The team were clearly struggling to repeat success and were suffering from the attitude killers of high expectations and the heavy consequences of defeat. The programme Coach Kerri and I agreed was based on rebuilding passion, self-esteem, team identity and competitive toughness:
- Making soccer fun again
- Increasing communication to decrease anxiety
- Rebuilding team identity and visualising what could be:
- The great feeling of being part of a team and family
- Deciding what is special about this team
- Adding some social events to reconnect everybody
- Setting new goals and team expectations:
- Focusing on performance goals - ‘This is the way we want to play’
- Ignoring outcome goals - ‘Let the score take care of itself’
- Reestablishing good practice habits and ensuring role clarity so that the players know what they are supposed to do in every situation in the field
- Having each player declare to her teammates,
- ‘These are the three things I will do well for the team . . .’ and
- ’This is how I will be a good team member . . .’
- Discussing and coming to terms with failure and removing fear
- Reminding players that failure is a learning moment
- Asking players, ‘What is the worst that can happen?’

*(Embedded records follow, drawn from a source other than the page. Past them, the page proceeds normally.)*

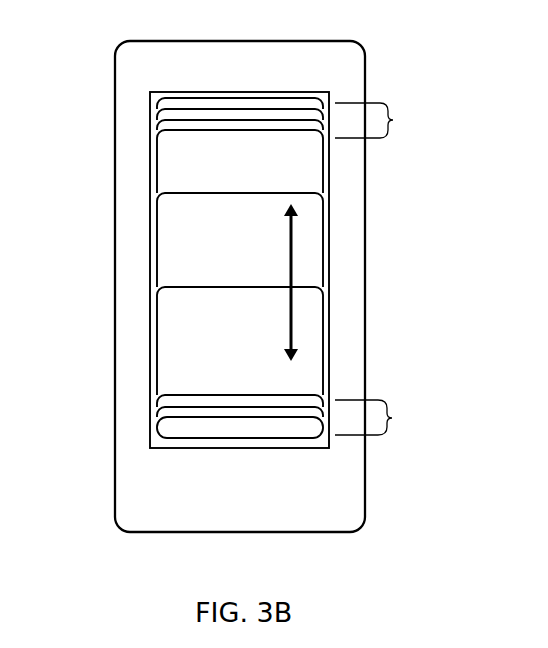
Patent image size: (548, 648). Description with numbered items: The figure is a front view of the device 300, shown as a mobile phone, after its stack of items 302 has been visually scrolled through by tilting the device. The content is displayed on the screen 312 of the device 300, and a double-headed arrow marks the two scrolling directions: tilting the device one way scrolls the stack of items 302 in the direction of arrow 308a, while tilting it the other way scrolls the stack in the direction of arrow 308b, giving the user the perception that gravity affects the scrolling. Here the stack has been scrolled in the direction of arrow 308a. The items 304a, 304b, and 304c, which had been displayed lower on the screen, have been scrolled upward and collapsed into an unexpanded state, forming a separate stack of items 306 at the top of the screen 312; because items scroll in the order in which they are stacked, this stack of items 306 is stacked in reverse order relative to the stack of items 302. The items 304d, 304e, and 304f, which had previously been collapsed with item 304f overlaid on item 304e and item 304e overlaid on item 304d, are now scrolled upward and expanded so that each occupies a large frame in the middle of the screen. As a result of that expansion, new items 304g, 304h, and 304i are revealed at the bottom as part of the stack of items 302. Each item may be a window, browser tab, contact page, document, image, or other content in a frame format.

The device 300 is at (347, 41).
The stack of items 302 is at (380, 417).
The item 304a is at (158, 102).
The item 304b is at (158, 113).
The item 304c is at (158, 127).
The item 304d is at (190, 166).
The item 304e is at (193, 245).
The item 304f is at (193, 348).
The item 304g is at (163, 400).
The item 304h is at (163, 413).
The item 304i is at (163, 427).
The stack of items 306 is at (381, 120).
The arrow 308a is at (294, 207).
The arrow 308b is at (294, 355).
The screen 312 is at (328, 93).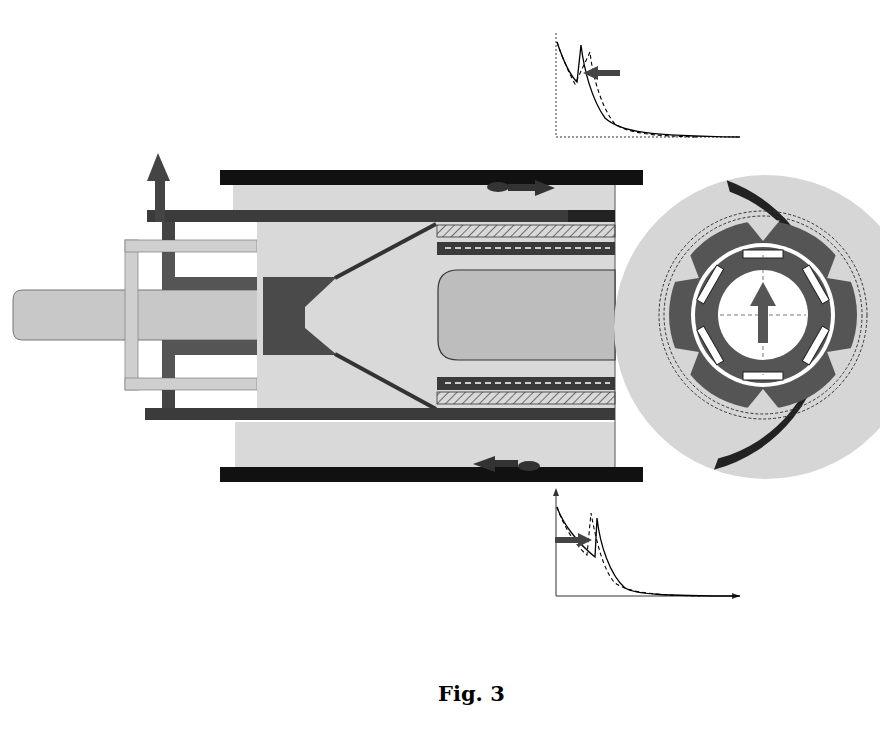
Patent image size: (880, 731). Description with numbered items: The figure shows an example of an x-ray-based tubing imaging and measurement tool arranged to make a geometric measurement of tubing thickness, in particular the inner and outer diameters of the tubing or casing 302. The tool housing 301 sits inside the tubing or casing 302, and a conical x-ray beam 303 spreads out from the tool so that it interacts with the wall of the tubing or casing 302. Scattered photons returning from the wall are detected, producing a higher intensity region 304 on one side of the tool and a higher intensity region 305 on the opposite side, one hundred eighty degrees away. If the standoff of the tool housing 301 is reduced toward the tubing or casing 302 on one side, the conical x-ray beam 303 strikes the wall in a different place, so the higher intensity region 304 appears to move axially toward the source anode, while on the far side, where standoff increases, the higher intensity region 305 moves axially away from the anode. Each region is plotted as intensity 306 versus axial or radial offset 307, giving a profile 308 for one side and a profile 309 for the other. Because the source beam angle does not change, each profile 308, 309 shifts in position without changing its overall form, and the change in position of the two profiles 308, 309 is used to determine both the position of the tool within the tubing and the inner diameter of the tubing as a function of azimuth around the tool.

The tool housing 301 is at (210, 210).
The tubing or casing 302 is at (302, 172).
The conical x-ray beam 303 is at (463, 200).
The higher intensity region 304 is at (488, 175).
The higher intensity region 305 is at (525, 482).
The intensity 306 is at (535, 313).
The axial or radial offset 307 is at (648, 382).
The profile 308 is at (607, 98).
The profile 309 is at (622, 572).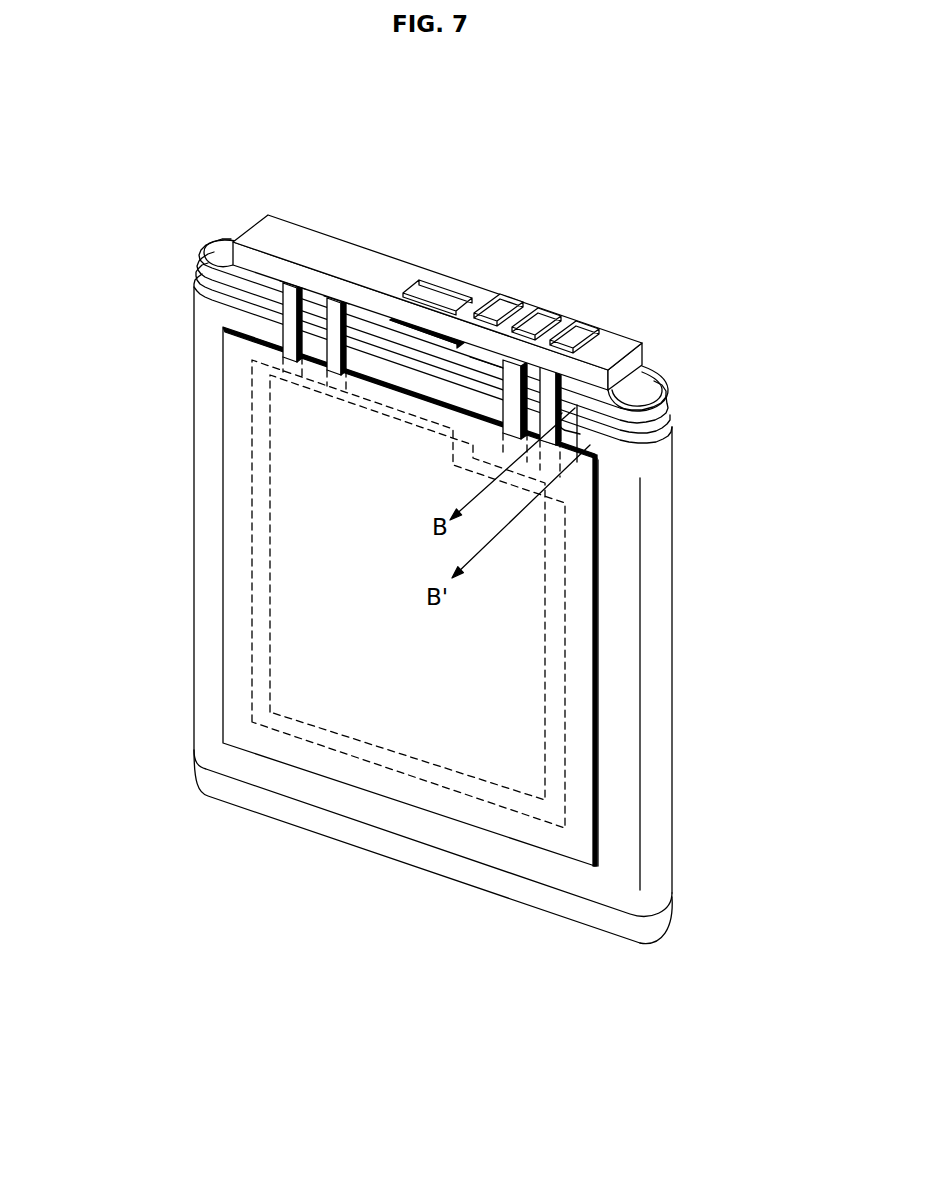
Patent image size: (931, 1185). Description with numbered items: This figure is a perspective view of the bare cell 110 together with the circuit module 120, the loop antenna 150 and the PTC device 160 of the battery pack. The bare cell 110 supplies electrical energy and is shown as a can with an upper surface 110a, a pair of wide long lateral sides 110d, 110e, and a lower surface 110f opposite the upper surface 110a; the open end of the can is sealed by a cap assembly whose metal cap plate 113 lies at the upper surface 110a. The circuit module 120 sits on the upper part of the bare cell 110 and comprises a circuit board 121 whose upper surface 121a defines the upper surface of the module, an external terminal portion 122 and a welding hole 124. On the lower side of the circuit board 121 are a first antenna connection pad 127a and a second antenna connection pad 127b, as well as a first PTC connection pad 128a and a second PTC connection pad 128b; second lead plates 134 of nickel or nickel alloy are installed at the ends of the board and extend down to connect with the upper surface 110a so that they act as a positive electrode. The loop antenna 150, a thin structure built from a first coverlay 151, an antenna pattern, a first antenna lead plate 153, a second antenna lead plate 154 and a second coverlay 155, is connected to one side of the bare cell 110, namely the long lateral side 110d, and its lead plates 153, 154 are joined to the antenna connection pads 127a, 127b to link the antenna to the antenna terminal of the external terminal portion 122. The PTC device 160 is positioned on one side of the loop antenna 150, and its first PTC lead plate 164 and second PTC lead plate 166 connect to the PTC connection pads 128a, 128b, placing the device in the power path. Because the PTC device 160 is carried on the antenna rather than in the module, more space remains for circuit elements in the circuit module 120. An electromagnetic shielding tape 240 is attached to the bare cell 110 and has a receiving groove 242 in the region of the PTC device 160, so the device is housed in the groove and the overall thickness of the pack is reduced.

The bare cell 110 is at (180, 545).
The upper surface 110a is at (204, 262).
The long lateral side 110d is at (418, 855).
The long lateral side 110e is at (662, 913).
The lower surface 110f is at (657, 937).
The cap plate 113 is at (205, 292).
The circuit module 120 is at (660, 357).
The circuit board 121 is at (272, 225).
The upper surface 121a is at (335, 245).
The external terminal portion 122 is at (550, 300).
The welding hole 124 is at (433, 285).
The first antenna connection pad 127a is at (290, 280).
The second antenna connection pad 127b is at (340, 297).
The first PTC connection pad 128a is at (548, 368).
The second PTC connection pad 128b is at (512, 358).
The second lead plates 134 is at (655, 391).
The loop antenna 150 is at (223, 403).
The first coverlay 151 is at (598, 623).
The first antenna lead plate 153 is at (290, 316).
The second antenna lead plate 154 is at (333, 336).
The second coverlay 155 is at (603, 575).
The PTC device 160 is at (572, 457).
The first PTC lead plate 164 is at (580, 420).
The second PTC lead plate 166 is at (485, 365).
The electromagnetic shielding tape 240 is at (668, 513).
The receiving groove 242 is at (600, 437).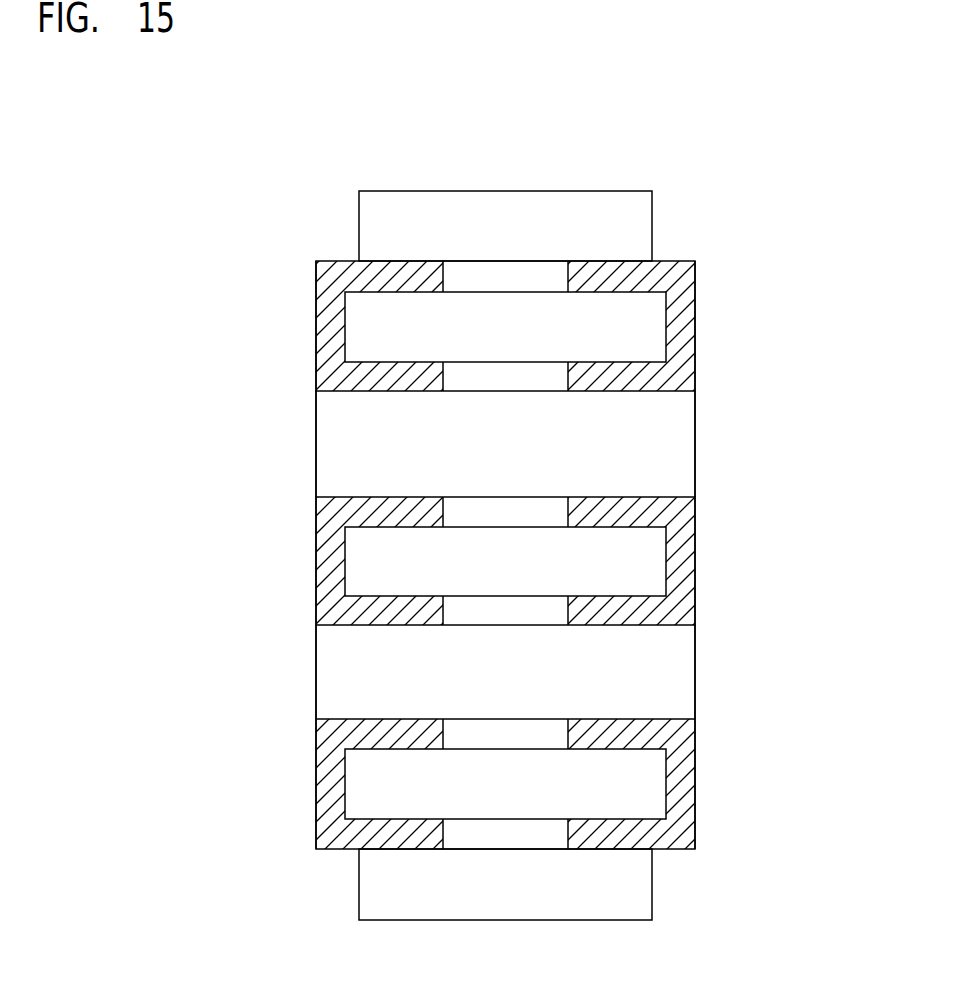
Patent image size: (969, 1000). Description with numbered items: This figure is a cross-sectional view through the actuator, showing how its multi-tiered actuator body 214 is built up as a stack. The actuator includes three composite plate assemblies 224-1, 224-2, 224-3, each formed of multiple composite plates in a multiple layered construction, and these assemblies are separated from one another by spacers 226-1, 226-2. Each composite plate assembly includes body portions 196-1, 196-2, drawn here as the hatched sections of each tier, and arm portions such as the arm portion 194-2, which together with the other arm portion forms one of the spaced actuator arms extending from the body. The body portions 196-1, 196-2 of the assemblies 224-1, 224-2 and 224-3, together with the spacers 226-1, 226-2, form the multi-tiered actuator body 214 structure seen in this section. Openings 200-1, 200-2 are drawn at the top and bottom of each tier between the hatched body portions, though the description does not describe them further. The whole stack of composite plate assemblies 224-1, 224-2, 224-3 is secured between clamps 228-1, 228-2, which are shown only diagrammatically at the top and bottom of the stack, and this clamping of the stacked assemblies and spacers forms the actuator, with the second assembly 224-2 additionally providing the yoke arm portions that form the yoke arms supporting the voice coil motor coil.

- Committing to continual improvement
- Gradually increasing the team’s challenges as confidence is rebooted
The skill of the coach in applying the programme gradually turned the team around. The key, however, was when Kerri offset the power of the captains by asking for leadership from everybody in the team. Two of the younger, talented players came out of their shells, and suddenly the team had inspirational leadership. The team responded, regained their hunger and competitive fire and rebuilt their winning record the next season!